A new report from the International Energy Agency (IEA) suggests that capping global warming at 1.5 degrees Celsius remains possible, but only through substantial reductions in greenhouse gas emissions within the energy sector. This update builds upon the IEA's May 2021 report, emphasizing the urgency of tripling renewable energy capacity by 2030 and expediting permitting and grid connections to achieve net-zero emissions by 2050.
IEA Executive Director Fatih Birol stressed the need for governments to prioritize climate over geopolitics and act swiftly to maintain the 1.5°C goal. Without more aggressive action, climate efforts might depend on costly and unproven carbon removal technologies.
The growth of solar power and electric vehicle sales since 2021 aligns with the 2050 net-zero pathway, with these technologies contributing significantly to emission reductions by 2030, according to IEA.

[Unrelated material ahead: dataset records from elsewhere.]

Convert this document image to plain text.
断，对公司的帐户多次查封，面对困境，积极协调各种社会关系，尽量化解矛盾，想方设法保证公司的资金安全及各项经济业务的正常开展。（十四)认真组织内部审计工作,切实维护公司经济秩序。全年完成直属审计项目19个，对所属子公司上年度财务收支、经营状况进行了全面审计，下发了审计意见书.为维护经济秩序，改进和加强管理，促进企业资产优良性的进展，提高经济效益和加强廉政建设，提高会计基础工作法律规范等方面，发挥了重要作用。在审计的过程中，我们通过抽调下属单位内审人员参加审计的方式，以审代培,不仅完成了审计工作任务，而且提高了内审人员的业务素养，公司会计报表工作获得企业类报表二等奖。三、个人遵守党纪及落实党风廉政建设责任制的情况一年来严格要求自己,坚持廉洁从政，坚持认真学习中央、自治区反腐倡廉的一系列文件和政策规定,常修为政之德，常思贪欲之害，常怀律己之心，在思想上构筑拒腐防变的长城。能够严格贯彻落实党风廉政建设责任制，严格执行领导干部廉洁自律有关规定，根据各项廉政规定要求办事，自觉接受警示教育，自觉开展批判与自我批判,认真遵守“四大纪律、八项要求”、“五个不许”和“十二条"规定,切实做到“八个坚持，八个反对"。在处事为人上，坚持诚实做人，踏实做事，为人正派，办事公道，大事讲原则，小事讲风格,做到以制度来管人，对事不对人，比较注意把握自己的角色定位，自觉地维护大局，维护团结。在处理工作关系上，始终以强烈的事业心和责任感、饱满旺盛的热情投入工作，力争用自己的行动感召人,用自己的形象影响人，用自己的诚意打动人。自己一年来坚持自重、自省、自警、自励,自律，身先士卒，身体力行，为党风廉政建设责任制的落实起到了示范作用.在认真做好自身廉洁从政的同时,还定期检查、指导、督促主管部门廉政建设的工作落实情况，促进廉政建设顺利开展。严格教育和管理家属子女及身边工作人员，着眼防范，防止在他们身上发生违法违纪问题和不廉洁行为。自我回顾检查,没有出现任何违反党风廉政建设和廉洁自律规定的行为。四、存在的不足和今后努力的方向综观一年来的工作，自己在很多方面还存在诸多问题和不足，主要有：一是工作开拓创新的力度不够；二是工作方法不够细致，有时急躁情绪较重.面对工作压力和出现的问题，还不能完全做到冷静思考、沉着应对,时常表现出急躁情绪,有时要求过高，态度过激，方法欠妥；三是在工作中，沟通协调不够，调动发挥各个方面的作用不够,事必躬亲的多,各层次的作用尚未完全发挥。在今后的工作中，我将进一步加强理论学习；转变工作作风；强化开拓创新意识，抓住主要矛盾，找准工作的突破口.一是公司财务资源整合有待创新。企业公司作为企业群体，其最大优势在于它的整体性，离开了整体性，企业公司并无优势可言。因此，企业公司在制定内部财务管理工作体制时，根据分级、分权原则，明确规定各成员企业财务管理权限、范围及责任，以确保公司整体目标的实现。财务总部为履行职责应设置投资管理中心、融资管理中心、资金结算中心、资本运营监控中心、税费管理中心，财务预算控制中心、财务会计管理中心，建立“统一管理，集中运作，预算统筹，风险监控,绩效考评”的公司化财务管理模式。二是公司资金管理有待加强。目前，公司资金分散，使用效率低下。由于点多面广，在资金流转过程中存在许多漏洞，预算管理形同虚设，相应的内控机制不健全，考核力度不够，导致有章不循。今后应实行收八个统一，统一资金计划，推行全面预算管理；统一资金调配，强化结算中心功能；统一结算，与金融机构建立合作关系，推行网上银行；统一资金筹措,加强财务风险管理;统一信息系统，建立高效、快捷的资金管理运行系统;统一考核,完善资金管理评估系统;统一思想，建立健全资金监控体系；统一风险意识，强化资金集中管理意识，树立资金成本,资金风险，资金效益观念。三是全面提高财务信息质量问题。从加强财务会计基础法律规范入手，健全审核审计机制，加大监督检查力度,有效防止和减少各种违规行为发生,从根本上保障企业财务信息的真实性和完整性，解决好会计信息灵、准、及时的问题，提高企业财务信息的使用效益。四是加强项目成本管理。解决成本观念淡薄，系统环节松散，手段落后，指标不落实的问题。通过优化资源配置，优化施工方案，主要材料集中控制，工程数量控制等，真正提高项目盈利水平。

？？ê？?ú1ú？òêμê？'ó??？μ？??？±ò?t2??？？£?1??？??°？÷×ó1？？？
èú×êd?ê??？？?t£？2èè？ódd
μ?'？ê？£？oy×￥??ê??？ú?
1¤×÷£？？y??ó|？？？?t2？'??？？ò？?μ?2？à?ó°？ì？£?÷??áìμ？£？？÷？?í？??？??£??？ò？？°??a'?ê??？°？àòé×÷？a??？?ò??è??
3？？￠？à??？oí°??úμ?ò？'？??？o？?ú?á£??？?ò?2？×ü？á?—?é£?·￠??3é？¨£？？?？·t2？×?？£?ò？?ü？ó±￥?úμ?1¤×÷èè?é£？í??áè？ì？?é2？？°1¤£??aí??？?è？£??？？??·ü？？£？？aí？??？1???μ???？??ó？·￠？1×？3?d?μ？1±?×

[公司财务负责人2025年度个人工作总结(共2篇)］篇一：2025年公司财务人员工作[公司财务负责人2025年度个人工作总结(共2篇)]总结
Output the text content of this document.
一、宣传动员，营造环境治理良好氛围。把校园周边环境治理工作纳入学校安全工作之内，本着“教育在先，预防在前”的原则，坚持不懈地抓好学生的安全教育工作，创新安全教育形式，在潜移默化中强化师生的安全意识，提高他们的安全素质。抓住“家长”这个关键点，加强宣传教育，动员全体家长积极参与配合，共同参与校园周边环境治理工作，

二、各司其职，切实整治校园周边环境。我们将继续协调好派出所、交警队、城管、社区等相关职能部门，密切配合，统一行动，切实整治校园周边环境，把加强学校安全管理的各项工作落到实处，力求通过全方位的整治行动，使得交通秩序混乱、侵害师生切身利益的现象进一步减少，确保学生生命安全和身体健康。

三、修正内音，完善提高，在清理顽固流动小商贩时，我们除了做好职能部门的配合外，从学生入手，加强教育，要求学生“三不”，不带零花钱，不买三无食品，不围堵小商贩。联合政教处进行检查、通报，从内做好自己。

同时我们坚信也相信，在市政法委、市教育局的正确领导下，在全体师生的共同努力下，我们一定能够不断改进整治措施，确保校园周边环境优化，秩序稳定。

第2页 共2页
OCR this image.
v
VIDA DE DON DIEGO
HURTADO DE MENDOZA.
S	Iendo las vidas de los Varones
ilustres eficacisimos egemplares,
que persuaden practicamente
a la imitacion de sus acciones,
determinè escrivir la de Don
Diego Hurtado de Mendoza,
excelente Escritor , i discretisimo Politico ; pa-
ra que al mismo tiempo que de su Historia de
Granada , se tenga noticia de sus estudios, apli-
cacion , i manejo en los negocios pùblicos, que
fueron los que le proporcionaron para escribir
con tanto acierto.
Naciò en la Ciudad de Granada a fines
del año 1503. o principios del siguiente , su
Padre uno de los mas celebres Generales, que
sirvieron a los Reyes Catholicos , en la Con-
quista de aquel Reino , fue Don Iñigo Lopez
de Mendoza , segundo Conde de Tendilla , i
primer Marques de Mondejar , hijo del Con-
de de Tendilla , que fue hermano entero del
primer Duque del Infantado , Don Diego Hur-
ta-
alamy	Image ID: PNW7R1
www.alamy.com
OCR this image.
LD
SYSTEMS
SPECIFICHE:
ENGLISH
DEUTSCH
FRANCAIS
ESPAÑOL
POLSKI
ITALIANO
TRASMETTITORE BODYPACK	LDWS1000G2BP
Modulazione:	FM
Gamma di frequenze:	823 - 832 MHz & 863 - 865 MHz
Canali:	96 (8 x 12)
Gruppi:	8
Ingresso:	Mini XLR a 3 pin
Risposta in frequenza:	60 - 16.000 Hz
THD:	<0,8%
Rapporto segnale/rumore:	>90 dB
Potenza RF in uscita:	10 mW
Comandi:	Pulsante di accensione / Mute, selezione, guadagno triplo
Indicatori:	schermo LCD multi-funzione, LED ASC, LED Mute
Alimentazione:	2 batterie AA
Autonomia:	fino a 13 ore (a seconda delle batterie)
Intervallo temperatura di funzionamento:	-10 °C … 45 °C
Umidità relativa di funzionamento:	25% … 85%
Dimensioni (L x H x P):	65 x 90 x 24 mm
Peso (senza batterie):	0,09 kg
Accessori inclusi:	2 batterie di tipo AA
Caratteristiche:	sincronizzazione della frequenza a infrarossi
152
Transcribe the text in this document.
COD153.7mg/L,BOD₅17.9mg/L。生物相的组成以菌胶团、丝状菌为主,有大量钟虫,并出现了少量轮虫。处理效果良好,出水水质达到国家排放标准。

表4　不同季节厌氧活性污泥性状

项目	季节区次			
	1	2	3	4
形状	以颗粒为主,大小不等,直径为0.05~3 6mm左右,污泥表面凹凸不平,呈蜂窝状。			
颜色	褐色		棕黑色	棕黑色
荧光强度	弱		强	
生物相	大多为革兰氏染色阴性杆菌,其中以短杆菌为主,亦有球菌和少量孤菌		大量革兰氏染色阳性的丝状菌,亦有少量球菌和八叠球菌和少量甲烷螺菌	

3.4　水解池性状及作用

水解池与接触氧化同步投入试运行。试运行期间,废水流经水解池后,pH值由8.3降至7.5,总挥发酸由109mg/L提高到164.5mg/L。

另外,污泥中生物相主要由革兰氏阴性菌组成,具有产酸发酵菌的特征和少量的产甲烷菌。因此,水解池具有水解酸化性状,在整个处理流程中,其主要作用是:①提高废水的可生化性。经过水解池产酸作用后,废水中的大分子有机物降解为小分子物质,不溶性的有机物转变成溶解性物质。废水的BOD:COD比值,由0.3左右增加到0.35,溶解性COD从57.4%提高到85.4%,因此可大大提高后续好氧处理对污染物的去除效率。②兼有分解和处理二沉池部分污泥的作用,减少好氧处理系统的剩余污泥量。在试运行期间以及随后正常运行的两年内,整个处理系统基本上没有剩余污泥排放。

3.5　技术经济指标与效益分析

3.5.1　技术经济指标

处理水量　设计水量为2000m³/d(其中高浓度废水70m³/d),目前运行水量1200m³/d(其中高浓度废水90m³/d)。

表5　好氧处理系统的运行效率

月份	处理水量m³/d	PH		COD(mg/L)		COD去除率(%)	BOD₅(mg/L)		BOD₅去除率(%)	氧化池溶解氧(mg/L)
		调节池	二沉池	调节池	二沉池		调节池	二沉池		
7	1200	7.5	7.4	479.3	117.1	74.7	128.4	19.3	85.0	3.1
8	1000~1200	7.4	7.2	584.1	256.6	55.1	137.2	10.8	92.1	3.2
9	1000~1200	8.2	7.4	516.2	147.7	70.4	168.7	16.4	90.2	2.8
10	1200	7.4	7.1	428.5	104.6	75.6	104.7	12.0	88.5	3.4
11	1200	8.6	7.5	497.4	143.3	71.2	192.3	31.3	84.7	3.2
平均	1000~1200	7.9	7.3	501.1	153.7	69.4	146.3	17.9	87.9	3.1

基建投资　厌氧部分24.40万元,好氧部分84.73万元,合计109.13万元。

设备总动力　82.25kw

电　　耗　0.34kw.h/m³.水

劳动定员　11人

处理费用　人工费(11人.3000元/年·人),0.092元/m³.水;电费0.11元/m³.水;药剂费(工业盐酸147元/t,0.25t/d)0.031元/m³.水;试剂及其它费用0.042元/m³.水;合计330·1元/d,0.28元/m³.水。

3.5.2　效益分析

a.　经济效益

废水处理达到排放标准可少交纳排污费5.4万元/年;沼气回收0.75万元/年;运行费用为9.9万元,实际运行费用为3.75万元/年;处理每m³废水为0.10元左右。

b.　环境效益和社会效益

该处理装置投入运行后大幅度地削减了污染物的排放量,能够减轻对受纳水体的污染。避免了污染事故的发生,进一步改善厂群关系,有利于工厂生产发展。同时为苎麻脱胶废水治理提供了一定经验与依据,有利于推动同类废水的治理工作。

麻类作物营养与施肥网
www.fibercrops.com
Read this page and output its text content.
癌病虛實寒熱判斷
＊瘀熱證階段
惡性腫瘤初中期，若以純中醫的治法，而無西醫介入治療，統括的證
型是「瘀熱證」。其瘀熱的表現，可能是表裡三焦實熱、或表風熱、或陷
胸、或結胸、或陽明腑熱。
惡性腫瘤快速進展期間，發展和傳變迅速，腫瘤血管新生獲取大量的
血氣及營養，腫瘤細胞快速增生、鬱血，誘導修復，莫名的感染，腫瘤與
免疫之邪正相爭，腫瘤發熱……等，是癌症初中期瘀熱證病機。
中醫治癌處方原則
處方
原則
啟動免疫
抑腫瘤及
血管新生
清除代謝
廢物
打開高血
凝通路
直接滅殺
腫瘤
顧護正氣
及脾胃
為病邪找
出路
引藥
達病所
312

Achieving net-zero emissions also demands accelerated improvements in energy efficiency, increased heat pump use, and a substantial reduction in methane emissions, a greenhouse gas much more potent than carbon dioxide over a 20-year period.
By 2035, IEA recommends an 80% reduction in emissions from advanced economies compared to 2022 levels, and a 60% reduction in emissions from emerging economies.
The report comes in the wake of a record-breaking summer marked by catastrophic wildfires, storms, and floods. IEA underscores the pressing need to transform the global energy system in line with the 1.5°C goal.
The upcoming United Nations climate summit, COP 28, scheduled for November in Dubai, is seen as a vital opportunity to commit to stronger climate action in this critical decade.
IEA's report makes it clear that there is no room for new coal mines, unabated coal plants, or long-lead-time oil and gas projects in a net-zero emissions scenario. Investment in fossil fuels between 2023 and 2035 exceeds the net-zero scenario by $3.6 trillion, a significant challenge in achieving the temperature increase target.
The report also suggests that, without additional climate policies, coal, natural gas, and oil demand will peak in this decade, but more substantial efforts are still needed to meet the 1.5°C goal.
While the report acknowledges the potential role of carbon removal technologies, it warns that relying solely on these methods would be costly and uncertain. A representative from the Direct Air Capture Coalition emphasized the importance of complementing these technologies with emissions reduction efforts.
In summary, the IEA report calls for immediate and decisive action to drastically reduce emissions within the energy sector to maintain the possibility of limiting global warming to 1.5 degrees Celsius.